Tapas is an important part of a yogi’s lifestyle and practice. When I first learned about Tapas, I became very committed to several such practices. I kept a Tapas journal, and tracked my daily commitment. With time, many simple practices, like drinking two full glasses of water before breakfast in the morning, became part of my lifestyle. I do not need to track these practices anymore as I used to. I do them naturally like brushing teeth. However, from time to time, I still set up a Tapas practice that challenges me.
A couple of years ago, I read a book about the Iceman10, a man named Wim Hof, famous for controlling his body temperature at will. Apparently, he has been monitored by scientists in ice-cold water tanks, where he manages not only to maintain his normal body temperature but increase it after 15-20 minutes of being submerged. He has also run a marathon above the Arctic Circle wearing only shorts. And similarly, he hiked Mount Everest.
What piqued my interest was his control of the body through his will. His story reminded me of the Himalayan yogis and Tibetan monks living in cold harsh conditions at high altitudes. Many of them do not wear much clothing. There are well-documented cases of monks and yogis controlling their body temperature at will by the use of certain breathing and visualization techniques. The tales of Tibetan monks were common – sitting naked in the snow on windy mountains with wet sheets on their shoulders, and drying those wet sheets with their body heat, steam rising off their bodies.
There are such techniques in yoga, collectively known as the Yoga of Inner Fire. These techniques help one drive internal body heat to the extremities and remain comfortable in sub-zero conditions.
The book inspired me. I knew the techniques and practiced them occasionally but never long enough to really feel their lasting effect, or test them in a really cold environment. Living in New England at the time, I decided that, starting in November, I would go outside when the temperature was under 40 degrees Fahrenheit, rain or shine or snow or blustery wind, and sit on my towel for thirty minutes practicing the Yoga of Inner Fire.
I decided to treat the whole practice as Tapas, track it and stick to it all winter long.
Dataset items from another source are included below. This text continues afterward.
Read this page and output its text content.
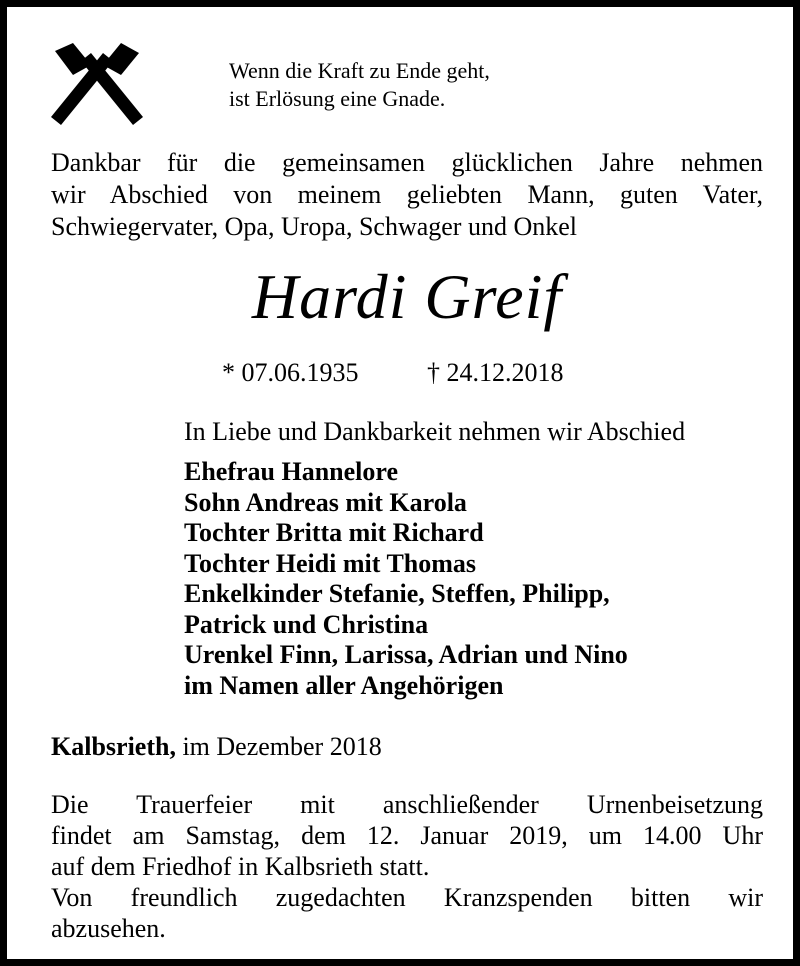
Wenn die Kraft zu Ende geht,
ist Erlösung eine Gnade.
Dankbar für die gemeinsamen glücklichen Jahre nehmen
wir Abschied von meinem geliebten Mann, guten Vater,
Schwiegervater, Opa, Uropa, Schwager und Onkel
Hardi Greif
* 07.06.1935	† 24.12.2018
In Liebe und Dankbarkeit nehmen wir Abschied
Ehefrau Hannelore
Sohn Andreas mit Karola
Tochter Britta mit Richard
Tochter Heidi mit Thomas
Enkelkinder Stefanie, Steffen, Philipp,
Patrick und Christina
Urenkel Finn, Larissa, Adrian und Nino
im Namen aller Angehörigen
Kalbsrieth, im Dezember 2018
Die Trauerfeier mit anschließender Urnenbeisetzung
findet am Samstag, dem 12. Januar 2019, um 14.00 Uhr
auf dem Friedhof in Kalbsrieth statt.
Von freundlich zugedachten Kranzspenden bitten wir
abzusehen.
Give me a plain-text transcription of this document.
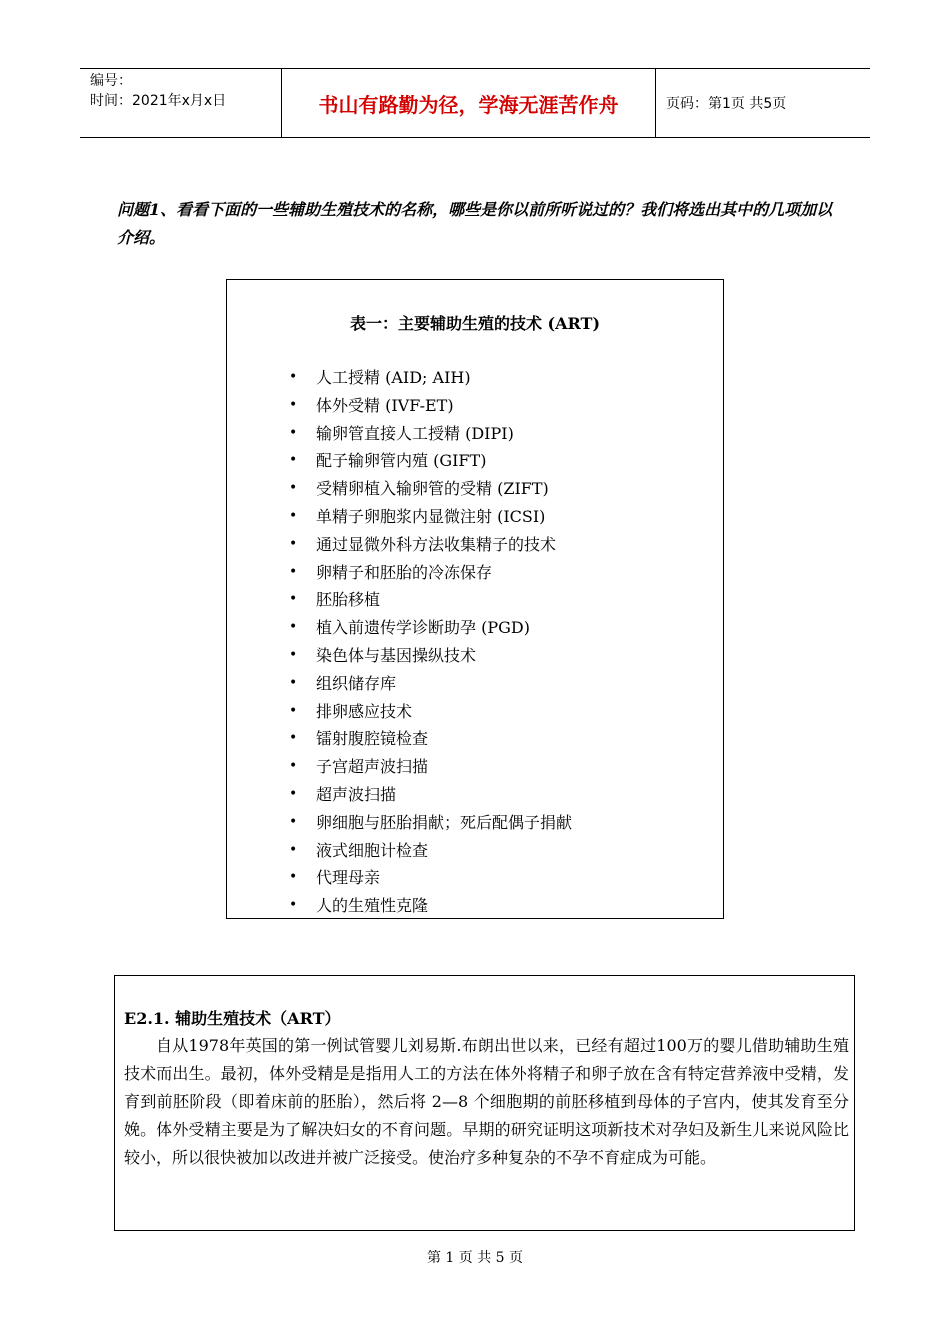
编号：
时间：2021年x月x日	书山有路勤为径，学海无涯苦作舟	页码：第1页 共5页
问题1、看看下面的一些辅助生殖技术的名称，哪些是你以前所听说过的？我们将选出其中的几项加以介绍。
表一：主要辅助生殖的技术 (ART)
• 人工授精 (AID; AIH)
• 体外受精 (IVF-ET)
• 输卵管直接人工授精 (DIPI)
• 配子输卵管内殖 (GIFT)
• 受精卵植入输卵管的受精 (ZIFT)
• 单精子卵胞浆内显微注射 (ICSI)
• 通过显微外科方法收集精子的技术
• 卵精子和胚胎的冷冻保存
• 胚胎移植
• 植入前遗传学诊断助孕 (PGD)
• 染色体与基因操纵技术
• 组织储存库
• 排卵感应技术
• 镭射腹腔镜检查
• 子宫超声波扫描
• 超声波扫描
• 卵细胞与胚胎捐献；死后配偶子捐献
• 液式细胞计检查
• 代理母亲
• 人的生殖性克隆
E2.1. 辅助生殖技术（ART）
自从1978年英国的第一例试管婴儿刘易斯.布朗出世以来，已经有超过100万的婴儿借助辅助生殖技术而出生。最初，体外受精是是指用人工的方法在体外将精子和卵子放在含有特定营养液中受精，发育到前胚阶段（即着床前的胚胎），然后将 2—8 个细胞期的前胚移植到母体的子宫内，使其发育至分娩。体外受精主要是为了解决妇女的不育问题。早期的研究证明这项新技术对孕妇及新生儿来说风险比较小，所以很快被加以改进并被广泛接受。使治疗多种复杂的不孕不育症成为可能。
第 1 页 共 5 页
I would only wear my shorts.
It turned out to be a cold winter that year. I sat in sleeting rain, snow blizzards also known as Nor’easters, and negative windchill temperatures.
The initial shock of the cold on the skin was the worst of it. Stepping out, getting to my spot outside, and getting comfortable in a seated position took the most determination. Once I was seated, I focused on my internal warmth. The vital organs always maintain the same temperature. I would relax my muscles, and concentrate on driving that internal warmth out to my skin.
My main techniques were Kapalabhati (skull-shining, or fire breath), Uddhyana Bandha (stomach energy lock), Agnisar Dhauti (fire cleansing of the stomach), Kumbhakas (breath retention), and Bhavana (visualization of energy flow). The more I practiced, the easier it became, and the shorter it took to get really warm. After a couple of weeks of practice, it would take me just about a minute to feel very comfortable outside. My muscles would relax. Goose bumps disappeared. I would feel a pleasant tingling sensation of warmth pulsing through the blood vessels and the skin. It felt electric.
I was warm and comfortable enough to stand up and walk around the yard. My neighbors probably thought I was insane, but it felt exhilarating and energizing. The sense of warmth and electricity remained for the next couple of hours. It actually felt strange to have to wear clothing once back inside. When the warm weather returned in the spring, I switched to taking cold showers, and swimming at Walden Pond.